THE fourth TRIMESTER: THE struggle IS real

When I was recovering from having my first child, somehow this book, now out-of-print, made it into my hands, and I found it hilarious.

It’s still on my shelf, even though it’s not relevant to me anymore, because I remember relating to it so much.

The references are a bit dated, but the gist is a bunch of universal experiences new mothers have in the first six weeks after childbirth.

For those who cannot read the image above, here’s an excerpt from the back cover.
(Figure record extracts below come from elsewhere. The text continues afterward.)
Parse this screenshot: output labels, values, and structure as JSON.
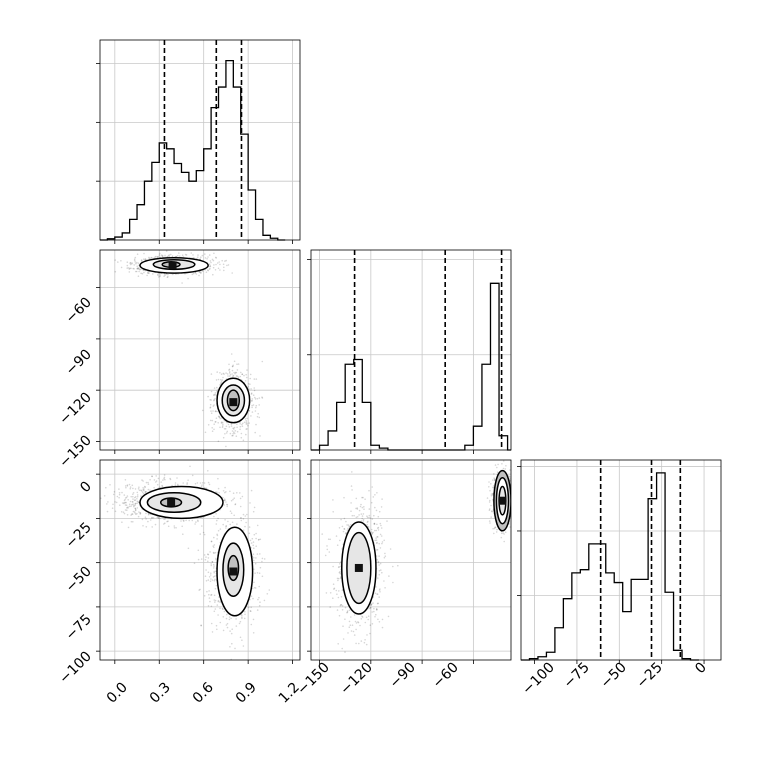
{
  "chart_data": [
    {
      "panel": "hist-x",
      "type": "histogram",
      "variable": "x",
      "xlim": [
        -0.1,
        1.25
      ],
      "ylim": [
        0,
        3.4
      ],
      "bins_start": -0.1,
      "bin_width": 0.05,
      "counts": [
        0,
        0.02,
        0.05,
        0.12,
        0.35,
        0.6,
        1.0,
        1.32,
        1.65,
        1.55,
        1.3,
        1.15,
        1.0,
        1.18,
        1.55,
        2.25,
        2.6,
        3.05,
        2.6,
        1.8,
        0.85,
        0.35,
        0.08,
        0.03,
        0
      ],
      "quantiles": [
        0.335,
        0.685,
        0.855
      ],
      "grid": true
    },
    {
      "panel": "hist-y",
      "type": "histogram",
      "variable": "y",
      "xlim": [
        -155,
        -38
      ],
      "ylim": [
        0,
        2.1
      ],
      "bins_start": -155,
      "bin_width": 5,
      "counts": [
        0,
        0.05,
        0.2,
        0.5,
        0.9,
        0.95,
        0.5,
        0.05,
        0.02,
        0,
        0,
        0,
        0,
        0,
        0,
        0,
        0,
        0,
        0.05,
        0.25,
        0.9,
        1.75,
        0.15,
        0
      ],
      "quantiles": [
        -129.5,
        -76.5,
        -43.5
      ],
      "grid": true
    },
    {
      "panel": "hist-z",
      "type": "histogram",
      "variable": "z",
      "xlim": [
        -108,
        10
      ],
      "ylim": [
        0,
        3.1
      ],
      "bins_start": -108,
      "bin_width": 5,
      "counts": [
        0,
        0.02,
        0.05,
        0.12,
        0.5,
        0.95,
        1.35,
        1.4,
        1.8,
        1.8,
        1.35,
        1.2,
        0.75,
        1.25,
        1.25,
        2.5,
        2.9,
        1.05,
        0.15,
        0.02,
        0
      ],
      "quantiles": [
        -61,
        -31,
        -14
      ],
      "grid": true
    },
    {
      "panel": "joint-x-y",
      "type": "scatter-density",
      "xlim": [
        -0.1,
        1.25
      ],
      "ylim": [
        -155,
        -38
      ],
      "clusters": [
        {
          "x": 0.39,
          "y": -47,
          "sx": 0.11,
          "sy": 2.2,
          "n": 900
        },
        {
          "x": 0.8,
          "y": -127,
          "sx": 0.055,
          "sy": 7,
          "n": 700
        }
      ],
      "contours": [
        {
          "x": 0.4,
          "y": -47,
          "rx": 0.23,
          "ry": 4.5
        },
        {
          "x": 0.4,
          "y": -46.5,
          "rx": 0.14,
          "ry": 2.8
        },
        {
          "x": 0.38,
          "y": -46.5,
          "rx": 0.06,
          "ry": 1.6
        },
        {
          "x": 0.8,
          "y": -126,
          "rx": 0.11,
          "ry": 13
        },
        {
          "x": 0.8,
          "y": -126,
          "rx": 0.075,
          "ry": 9
        },
        {
          "x": 0.8,
          "y": -126,
          "rx": 0.04,
          "ry": 6
        }
      ]
    },
    {
      "panel": "joint-x-z",
      "type": "scatter-density",
      "xlim": [
        -0.1,
        1.25
      ],
      "ylim": [
        -105,
        8
      ],
      "clusters": [
        {
          "x": 0.38,
          "y": -16,
          "sx": 0.15,
          "sy": 4.5,
          "n": 900
        },
        {
          "x": 0.8,
          "y": -55,
          "sx": 0.07,
          "sy": 12,
          "n": 700
        }
      ],
      "contours": [
        {
          "x": 0.45,
          "y": -16,
          "rx": 0.28,
          "ry": 9
        },
        {
          "x": 0.4,
          "y": -16,
          "rx": 0.18,
          "ry": 5.5
        },
        {
          "x": 0.38,
          "y": -16,
          "rx": 0.07,
          "ry": 2.5
        },
        {
          "x": 0.81,
          "y": -55,
          "rx": 0.12,
          "ry": 25
        },
        {
          "x": 0.8,
          "y": -54,
          "rx": 0.07,
          "ry": 15
        },
        {
          "x": 0.8,
          "y": -53,
          "rx": 0.035,
          "ry": 7
        }
      ]
    },
    {
      "panel": "joint-y-z",
      "type": "scatter-density",
      "xlim": [
        -155,
        -38
      ],
      "ylim": [
        -105,
        8
      ],
      "clusters": [
        {
          "x": -127,
          "y": -53,
          "sx": 5.5,
          "sy": 14,
          "n": 800
        },
        {
          "x": -43,
          "y": -15,
          "sx": 2.5,
          "sy": 6,
          "n": 600
        }
      ],
      "contours": [
        {
          "x": -127,
          "y": -53,
          "rx": 10,
          "ry": 26
        },
        {
          "x": -127,
          "y": -53,
          "rx": 7,
          "ry": 20
        },
        {
          "x": -43,
          "y": -15,
          "rx": 5,
          "ry": 17
        },
        {
          "x": -43,
          "y": -15,
          "rx": 3.5,
          "ry": 13
        },
        {
          "x": -43,
          "y": -15,
          "rx": 2,
          "ry": 8
        }
      ]
    }
  ],
  "tick_labels": {
    "x_axis": [
      "0.0",
      "0.3",
      "0.6",
      "0.9",
      "1.2"
    ],
    "y_axis": [
      "−150",
      "−120",
      "−90",
      "−60"
    ],
    "z_axis": [
      "−100",
      "−75",
      "−50",
      "−25",
      "0"
    ]
  }
}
The thank-you note real mothers in the fourth Trimester would like to send:

Dear ________ :
Thanks for sending us ________ . I’m sure __________ will love it as soon as _______ can do anything besides eat, sleep, cry, and run up the stock price on Pampers. having recently entered the fourth Trimester, best now my goals in life are to sleep much more than three hours and shower before 7:00 p.m. So please excuse this impersonal note.
I’d love for you to come over and see _________ . but no helpful hints, no critiquing of the fact that I
(1) breast-feed without a cover-up;
(2) do not breast-feed and use formula;
(3) allow my child to use a pacifier;
(4) use a Swyngo-matic to hypnotize my child into a state eerily similar to an Ecstasy trip.
Do not tell me that __________ looks cute. I know that __________ looks like a cross between E.T. and Yoda. and no comments about my figure. I am not Cindy Crawford and, yes, those are maternity clothes I’m still wearing.
Bring rain gear and you’ll be well prepared for the nonstop torrent of liquid escaping from __________ and me. Can’t wait to see you — of course, these days I’m even looking forward to having my mother and mother-in-law visit. I’ll take whatever adult company I can get.

Love and kisses from me and the pumpkin!